With the internet allowing us access to global information and increasing international exchange, it’s easy to encounter“real” things and become good at copying/imitating. But I like the “reinterpretation” and design practice in this era, where understanding is drastically insufficient.

There are a lot of old medicine boxes. The old packagings are quite unique. They’re not something you can recklessly throw away, so they’re stored in boxes. To my dismay, there’s also medicine sleeping in the basement… Photo:satsuki

I feel like each graphic on these packages hides various stories. Photo: @satsuki

Homi Jehangir Bhabha played a significant role in post-colonial studies. His concept of “hybridity” is overwhelmingly famous, but his discussion on imitation is also fascinating.

Bhabha says our act of imitating things is the product of a “nearly the same but not exactly the same” modification and reconstruction process.

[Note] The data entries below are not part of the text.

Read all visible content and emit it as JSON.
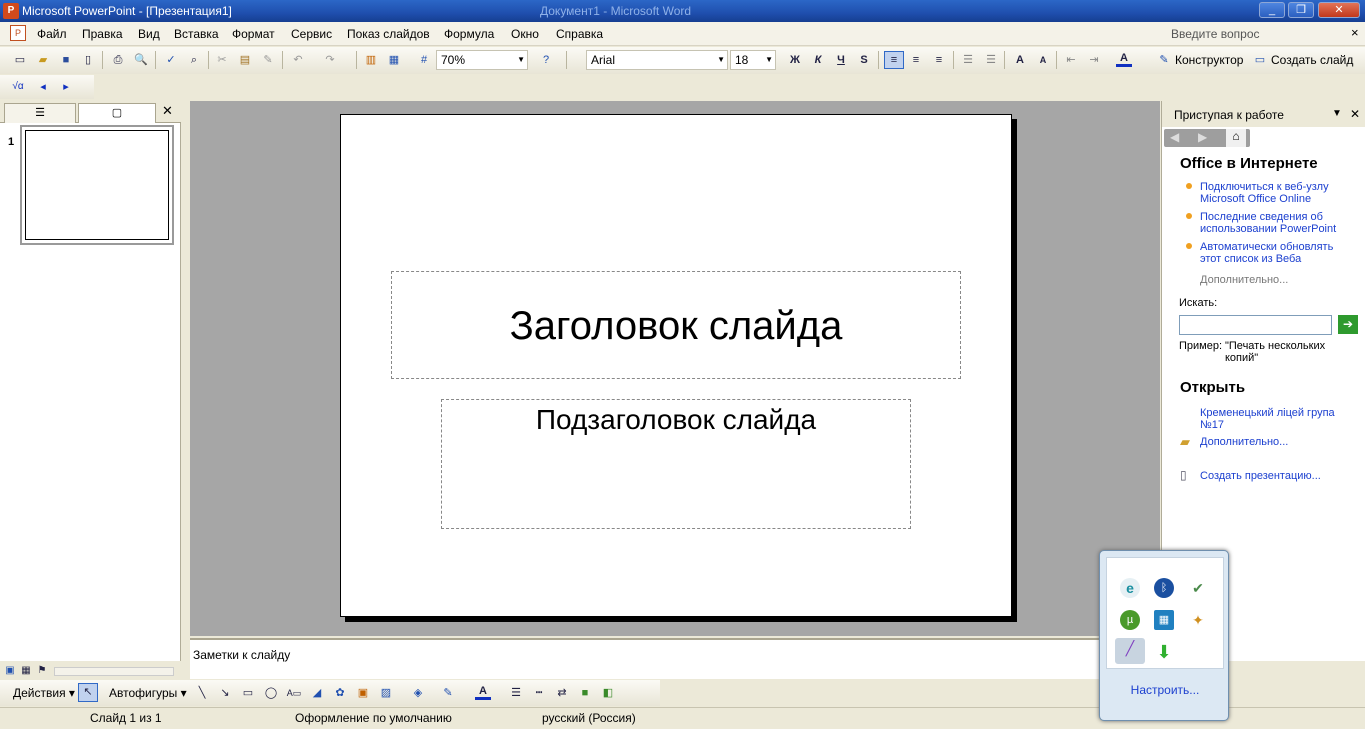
{
  "window": {
    "title": "Microsoft PowerPoint - [Презентация1]",
    "ghost_title": "Документ1 - Microsoft Word",
    "app_icon_letter": "P",
    "buttons": {
      "minimize": "_",
      "restore": "❐",
      "close": "✕"
    }
  },
  "menu": {
    "items": [
      "Файл",
      "Правка",
      "Вид",
      "Вставка",
      "Формат",
      "Сервис",
      "Показ слайдов",
      "Формула",
      "Окно",
      "Справка"
    ],
    "ask_placeholder": "Введите вопрос",
    "close_glyph": "×"
  },
  "toolbar": {
    "zoom": "70%",
    "font": "Arial",
    "font_size": "18",
    "bold": "Ж",
    "italic": "К",
    "underline": "Ч",
    "shadow": "S",
    "designer_label": "Конструктор",
    "new_slide_label": "Создать слайд"
  },
  "left_panel": {
    "slide_number": "1"
  },
  "slide": {
    "title": "Заголовок слайда",
    "subtitle": "Подзаголовок слайда"
  },
  "notes": {
    "placeholder": "Заметки к слайду"
  },
  "drawing_toolbar": {
    "actions_label": "Действия",
    "autoshapes_label": "Автофигуры"
  },
  "status": {
    "slide": "Слайд 1 из 1",
    "design": "Оформление по умолчанию",
    "language": "русский (Россия)"
  },
  "task_pane": {
    "title": "Приступая к работе",
    "office_online": {
      "heading": "Office в Интернете",
      "links": [
        "Подключиться к веб-узлу Microsoft Office Online",
        "Последние сведения об использовании PowerPoint",
        "Автоматически обновлять этот список из Веба"
      ],
      "more": "Дополнительно..."
    },
    "search": {
      "label": "Искать:",
      "value": "",
      "example_label": "Пример:",
      "example_text": "\"Печать нескольких копий\""
    },
    "open": {
      "heading": "Открыть",
      "recent": "Кременецький ліцей група №17",
      "more": "Дополнительно...",
      "create": "Создать презентацию..."
    }
  },
  "tray_popup": {
    "customize": "Настроить..."
  }
}
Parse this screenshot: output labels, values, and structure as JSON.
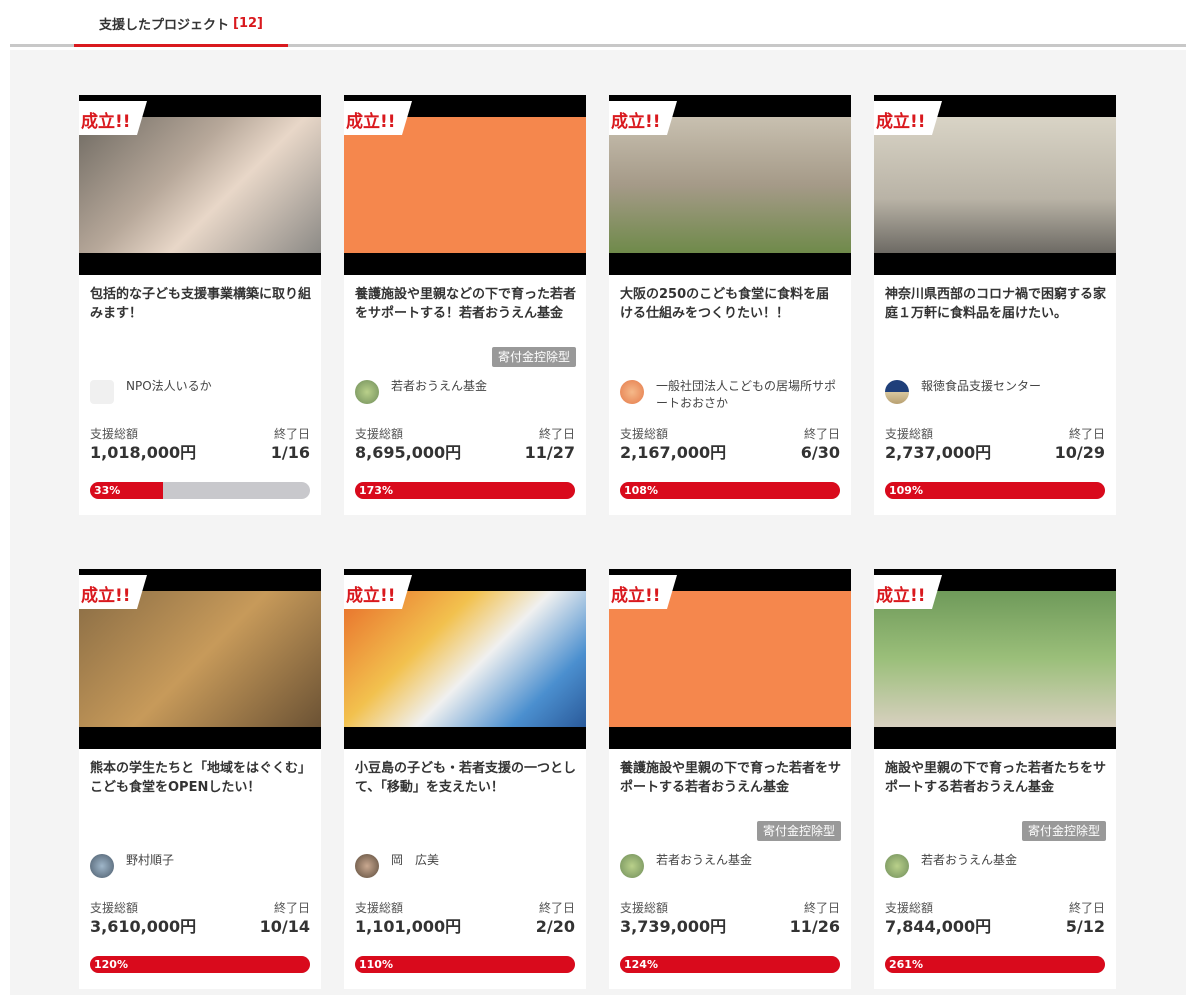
{
  "tab": {
    "label": "支援したプロジェクト",
    "count": "[12]"
  },
  "badge_label": "成立!!",
  "stat_labels": {
    "total": "支援総額",
    "end": "終了日"
  },
  "colors": {
    "accent": "#d9191e",
    "bar_track": "#c8c8cc",
    "tax_badge": "#999999"
  },
  "cards": [
    {
      "title": "包括的な子ども支援事業構築に取り組みます！",
      "tax": "",
      "org": "NPO法人いるか",
      "total": "1,018,000円",
      "end": "1/16",
      "percent": "33%",
      "progress": 33
    },
    {
      "title": "養護施設や里親などの下で育った若者をサポートする！若者おうえん基金",
      "tax": "寄付金控除型",
      "org": "若者おうえん基金",
      "total": "8,695,000円",
      "end": "11/27",
      "percent": "173%",
      "progress": 100
    },
    {
      "title": "大阪の250のこども食堂に食料を届ける仕組みをつくりたい！！",
      "tax": "",
      "org": "一般社団法人こどもの居場所サポートおおさか",
      "total": "2,167,000円",
      "end": "6/30",
      "percent": "108%",
      "progress": 100
    },
    {
      "title": "神奈川県西部のコロナ禍で困窮する家庭１万軒に食料品を届けたい。",
      "tax": "",
      "org": "報徳食品支援センター",
      "total": "2,737,000円",
      "end": "10/29",
      "percent": "109%",
      "progress": 100
    },
    {
      "title": "熊本の学生たちと「地域をはぐくむ」こども食堂をOPENしたい！",
      "tax": "",
      "org": "野村順子",
      "total": "3,610,000円",
      "end": "10/14",
      "percent": "120%",
      "progress": 100
    },
    {
      "title": "小豆島の子ども・若者支援の一つとして、「移動」を支えたい！",
      "tax": "",
      "org": "岡　広美",
      "total": "1,101,000円",
      "end": "2/20",
      "percent": "110%",
      "progress": 100
    },
    {
      "title": "養護施設や里親の下で育った若者をサポートする若者おうえん基金",
      "tax": "寄付金控除型",
      "org": "若者おうえん基金",
      "total": "3,739,000円",
      "end": "11/26",
      "percent": "124%",
      "progress": 100
    },
    {
      "title": "施設や里親の下で育った若者たちをサポートする若者おうえん基金",
      "tax": "寄付金控除型",
      "org": "若者おうえん基金",
      "total": "7,844,000円",
      "end": "5/12",
      "percent": "261%",
      "progress": 100
    }
  ]
}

When people in colonized areas are forced to “properly” imitate (mimic) the culture of the colonizing country, Bhabha showed the potential for expressing themselves through “improper imitation,” that is, parodies of displacement and mockery. This connects to Mary Louise Pratt’s concept of a “contact zone” and its main phenomenon, transculturation, proposed in Imperial Eyes (1992).

I think this Western-style house, built in the Showa era with the modern West in mind, might be an improper imitation or a shifted imitation as mentioned here. It might be a creative act that starts from imitation.

Looking at the German dictionary and English notes left from the original clinic, I am reminded again that what we now call “medicine” was a foreign concept. Photo:satsuki

In contrast, the majority of the building is comprised of very traditional Japanese-style rooms. Photo:satsuki

When I visited Ho Chi Minh, Vietnam, I liked the interior of a café that is popular among young people, but I couldn’t quite pin down its style. Some friends described it as Shanghai French Concession style, while others said it was Chinese-Vietnamese style or “Neo-Vintage” Asia. The definition and memory are ambiguous. The one thing that can be said is that it is a product of a vague connection of multiple cultures — a creation of something not quite understood. I wonder if it was made by applying ingenuity to a longing for a world somewhere out there. My interest, which started from the “monkey see, monkey do” design practice of the early Showa era, is expanding to contemporary practices. In the era when we were imitating the West, what are we longing for now, what are we imitating, and how are we creating it? From there, I feel like we can understand a piece of the dynamics of the present age. Are we still longing for and imitating the modern West? Or has the direction of our admiration changed? How are we interpreting that longing, making it “our own,” and trying to recreate it?

This lampshade, made by my friend Hieu who runs a space called NEM Space in Ho Chi Minh City, is a “fake” self-made version of a certain famous Japanese designer’s work. I was deeply moved by the strength to imitate and make an item that is very expensive and hard to obtain with the materials and skills at hand, and the new creativity that arises from it. I think this is the beauty of “Miyo-mimane”.

What I’m particularly interested in now are the connections, influences, and “imitation” relationships between non-Western regions such as within Asia, between Asia and Africa, and between Asia and South America. While continuing to think deeply about these topics amidst the dust and renovation, I want to keep my mind active as well as my hands. I want to be conscious about articulating and conveying the significance of the long process I’m currently undertaking.